Allen G. Hunt, Muhammad Sahimi, Boris Faybishenko, Markus Egli, Zbigniew J. Kabala, Behzad Ghanbarian, Fang Yu

A proposal, called “Gaia”, that life regulates Earth’s climate to its advantage, is partially supported by Earth’s climate history, wherein temperature fluctuations over the past ca. half billion years have mostly been small enough to protect life from extremes of climatic fluctuations, while global temperatures overall cooled during the 3.8 Ga when life was present, in spite of increased solar irradiance. Kirchner states that the simultaneous existence of bi-directional and uni-directional responses is inconsistent with the understanding of the effects of a single organism. Further, the counterargument that plant life creates climate crises endangering life’s survival has been advanced.
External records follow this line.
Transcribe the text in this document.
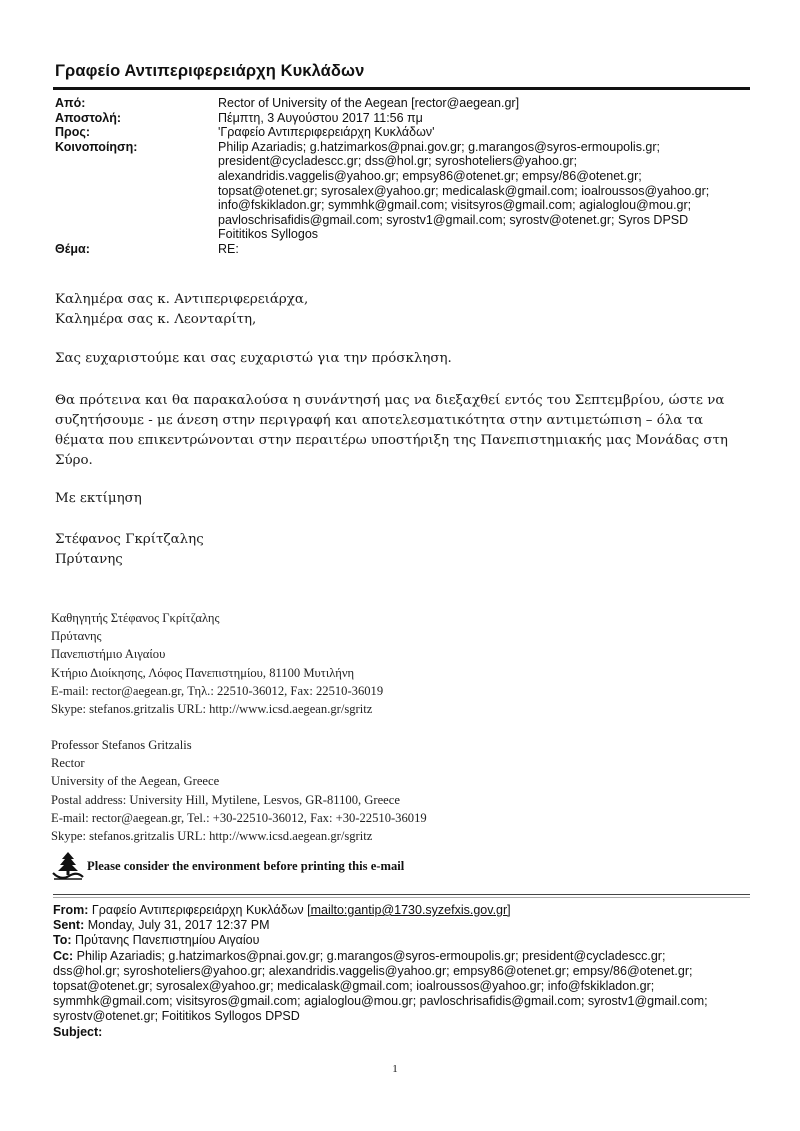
Γραφείο Αντιπεριφερειάρχη Κυκλάδων
Από:	Rector of University of the Aegean [rector@aegean.gr]
Αποστολή:	Πέμπτη, 3 Αυγούστου 2017 11:56 πμ
Προς:	'Γραφείο Αντιπεριφερειάρχη Κυκλάδων'
Κοινοποίηση:	Philip Azariadis; g.hatzimarkos@pnai.gov.gr; g.marangos@syros-ermoupolis.gr;
president@cycladescc.gr; dss@hol.gr; syroshoteliers@yahoo.gr;
alexandridis.vaggelis@yahoo.gr; empsy86@otenet.gr; empsy/86@otenet.gr;
topsat@otenet.gr; syrosalex@yahoo.gr; medicalask@gmail.com; ioalroussos@yahoo.gr;
info@fskikladon.gr; symmhk@gmail.com; visitsyros@gmail.com; agialoglou@mou.gr;
pavloschrisafidis@gmail.com; syrostv1@gmail.com; syrostv@otenet.gr; Syros DPSD
Foititikos Syllogos
Θέμα:	RE:
Καλημέρα σας κ. Αντιπεριφερειάρχα,
Καλημέρα σας κ. Λεονταρίτη,
Σας ευχαριστούμε και σας ευχαριστώ για την πρόσκληση.
Θα πρότεινα και θα παρακαλούσα η συνάντησή μας να διεξαχθεί εντός του Σεπτεμβρίου, ώστε να
συζητήσουμε - με άνεση στην περιγραφή και αποτελεσματικότητα στην αντιμετώπιση – όλα τα
θέματα που επικεντρώνονται στην περαιτέρω υποστήριξη της Πανεπιστημιακής μας Μονάδας στη
Σύρο.
Με εκτίμηση
Στέφανος Γκρίτζαλης
Πρύτανης
Καθηγητής Στέφανος Γκρίτζαλης
Πρύτανης
Πανεπιστήμιο Αιγαίου
Κτήριο Διοίκησης, Λόφος Πανεπιστημίου, 81100 Μυτιλήνη
E-mail: rector@aegean.gr, Τηλ.: 22510-36012, Fax: 22510-36019
Skype: stefanos.gritzalis URL: http://www.icsd.aegean.gr/sgritz
Professor Stefanos Gritzalis
Rector
University of the Aegean, Greece
Postal address: University Hill, Mytilene, Lesvos, GR-81100, Greece
E-mail: rector@aegean.gr, Tel.: +30-22510-36012, Fax: +30-22510-36019
Skype: stefanos.gritzalis URL: http://www.icsd.aegean.gr/sgritz
Please consider the environment before printing this e-mail
From: Γραφείο Αντιπεριφερειάρχη Κυκλάδων [mailto:gantip@1730.syzefxis.gov.gr]
Sent: Monday, July 31, 2017 12:37 PM
To: Πρύτανης Πανεπιστημίου Αιγαίου
Cc: Philip Azariadis; g.hatzimarkos@pnai.gov.gr; g.marangos@syros-ermoupolis.gr; president@cycladescc.gr;
dss@hol.gr; syroshoteliers@yahoo.gr; alexandridis.vaggelis@yahoo.gr; empsy86@otenet.gr; empsy/86@otenet.gr;
topsat@otenet.gr; syrosalex@yahoo.gr; medicalask@gmail.com; ioalroussos@yahoo.gr; info@fskikladon.gr;
symmhk@gmail.com; visitsyros@gmail.com; agialoglou@mou.gr; pavloschrisafidis@gmail.com; syrostv1@gmail.com;
syrostv@otenet.gr; Foititikos Syllogos DPSD
Subject:
1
These two objections require a more nuanced understanding of the biosphere as interacting, nested, ecosystems. It has also been asserted that chemical weathering provides negative feedback to climate fluctuations due to its strong temperature dependence, making it a global thermostat. However, this suggestion is based on the failure to recognize that chemical weathering rates in situ, unlike the lab, are limited by water fluxes. Since warmer temperatures need not support increased precipitation, particularly at times corresponding to the assembly of supercontinents, weathering is unsuited as a thermostat. Here, we present quantitative predictions of the time required, 80 Ma, for a synergistic system of plants/bacteria/fungi to reach continental size. Although the prediction was originally applied to the wrong biosphere adaptation, we now show that 80 Ma exceeds by only 33% the time required (60 Ma) for Earth to return to homeostasis after biological innovations of land plants ultimately plunged Earth into Paleozoic ice ages. This alternate understanding provides a rationale to examine further the potential for soil ecosystem adaptation to deliver the homeostatic response implied in the Gaia “hypothesis.”